In Hilo, Feelings Mixed on 30-meter Telescope

By Nancy Cook Lauer
West Hawaii Today

HILO -- More than 100 people crowded into the County Council room Thursday for the first of two public hearings on a Conservation District Use permit application for the Thirty Meter Telescope.

A second hearing will begin at 6 p.m. today at the Gateway Center at the Natural Energy Laboratory of Hawaii Authority.

It's not known when the Board of Land and Natural Resources will vote on the application. If the permit application is approved, construction could begin by the end of 2011, with the telescope ready for commissioning by 2018.

Proponents and opponents were evenly divided among the almost 40 people who offered input.

If constructed, TMT will be the world's second-largest optical infrared telescope, 81 times more sensitive than the 10-meter telescopes currently on Mauna Kea and drawing in images 121/2 times sharper than those from the Hubble Space Telescope.

The telescope is a joint venture among the University of Hawaii-Hilo, University of California, California Institute of Technology and the Association of Canadian Universities for the Research of Astronomy, as well as partnering governmental agencies in Japan, China and India.

Proponents point to high-paying jobs and educational enhancements as great benefits of the project. An estimated 300 construction workers and specialists will be hired for the building phase, and about 140 full-time workers will work at the facility after that. Some positions will require only a two-year technical degree and some will be administrative positions, officials said.

"I think the TMT project will be good for our community, our children and our state," said Art Taniguchi.

In addition, telescope officials have committed to give $1 million annually to Hawaii Island schools to focus on promoting science, technology, engineering and math.

Opponents include some Native Hawaiian groups, who view Mauna Kea's summit as a sacred place.
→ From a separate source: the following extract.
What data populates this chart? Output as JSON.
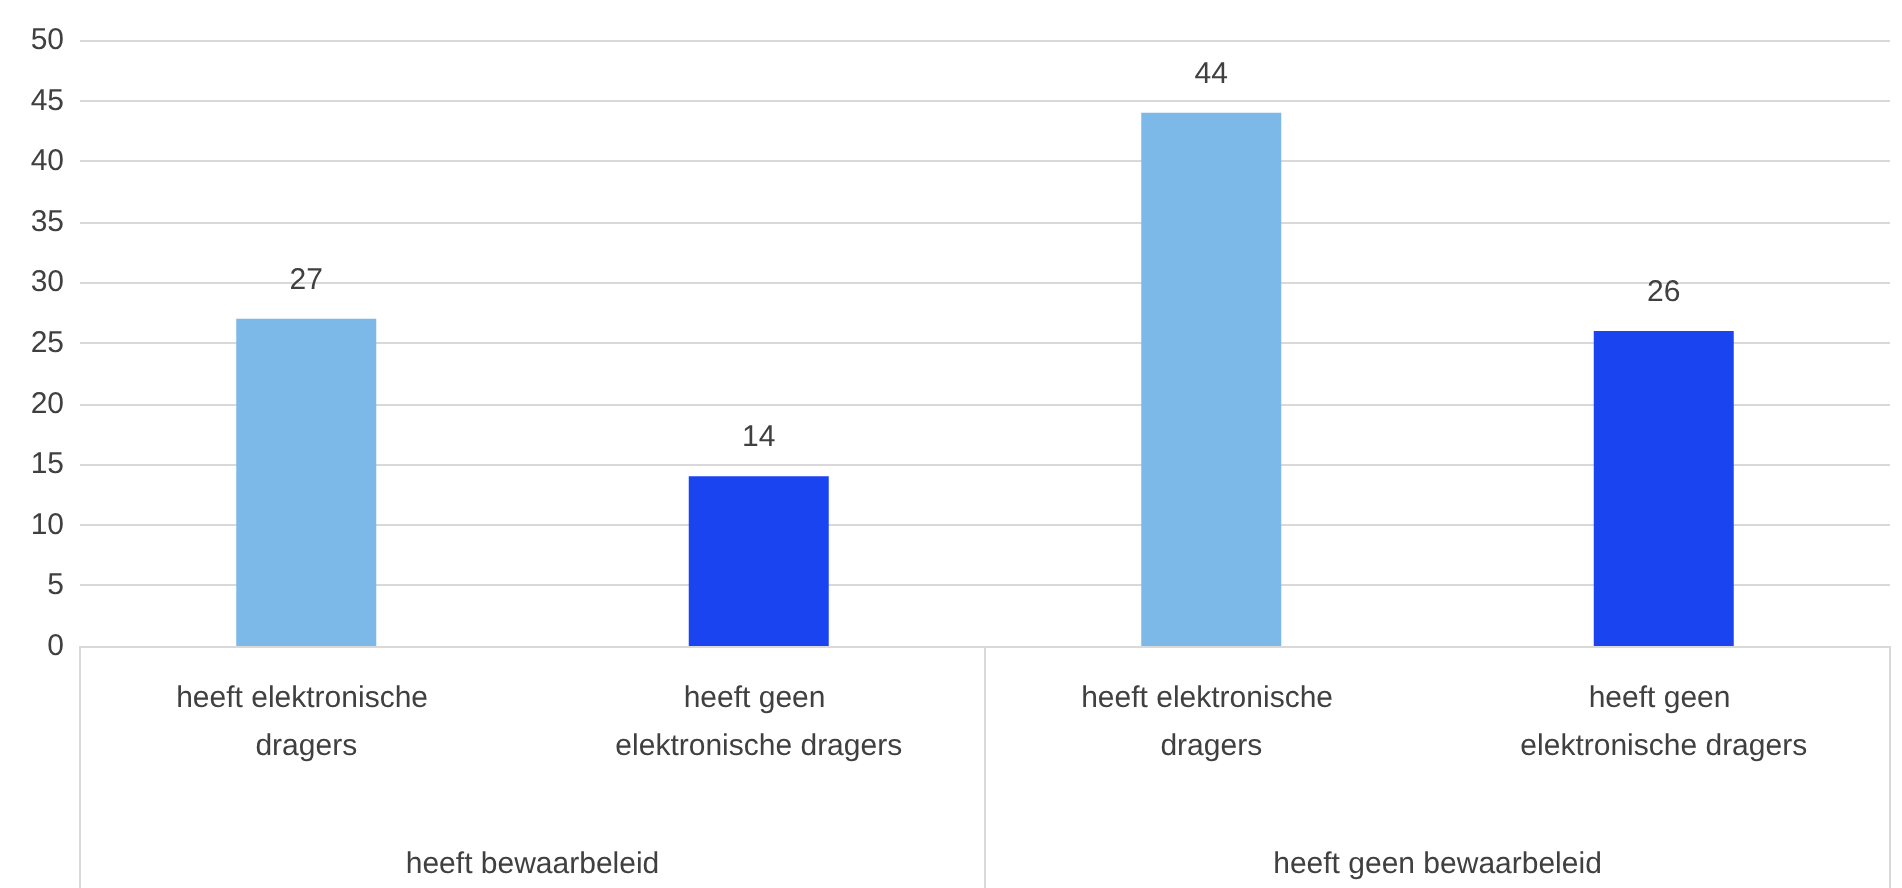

A group of UH-Hilo Hawaiian Studies students offered emotional testimony in opposition that brought the older Hawaiians in attendance to their feet in support.

In response to opposition, UH-Hilo had created an Office of Mauna Kea Management and formed Kahu Ku Mauna, an advisory agency of nine Native Hawaiians, who provide input in the management process.

"My ancestors came from far, far away, far away just with the naked eye," said Samuel Kaleleiki, who opposes the telescope. "The way government is running things is running us into the ground. ... Kanaka maoli is the injured party."

But other Native Hawaiians support the plan.

Mike Kaleukini, who supports the telescope, also pointed to Native Hawaiians' long history of stargazing and wayfaring by the stars. What better a way to celebrate that Hawaiian heritage than moving it forward, he asked.

"Who knows, one day wayfaring will proceed toward the stars," he said.

Environmental groups such as the Sierra Club also oppose the project. Environmentalists don't think the TMT's application sufficiently deals with mitigating environmental damage, and they have appealed the project's Comprehensive Management Plan to the Intermediate Court of Appeals.

Tom Peek, a former guide for the Mauna Kea observatories, criticized both UH-Hilo and the Department of Land and Natural Resources for inadequate protection of the mountain. He pointed to negative audits from the legislative auditor in 1998 and 2005, which took UH-Hilo and DLNR to task for a "lax attitude."

"This is a new time, with a new governor and DLNR chief," Peek said. "It's a time when DLNR could reassert its regulatory role and finally protect and preserve the unique cultural and environmental resources of Mauna Kea."

Note:  From Nelson Ho, who attended the meeting, " Invigorating, positive evening meeting - only partially captured by Lauer in today's article. If she had stayed to the end the score would have been 31 opposed to 20 support for TMT."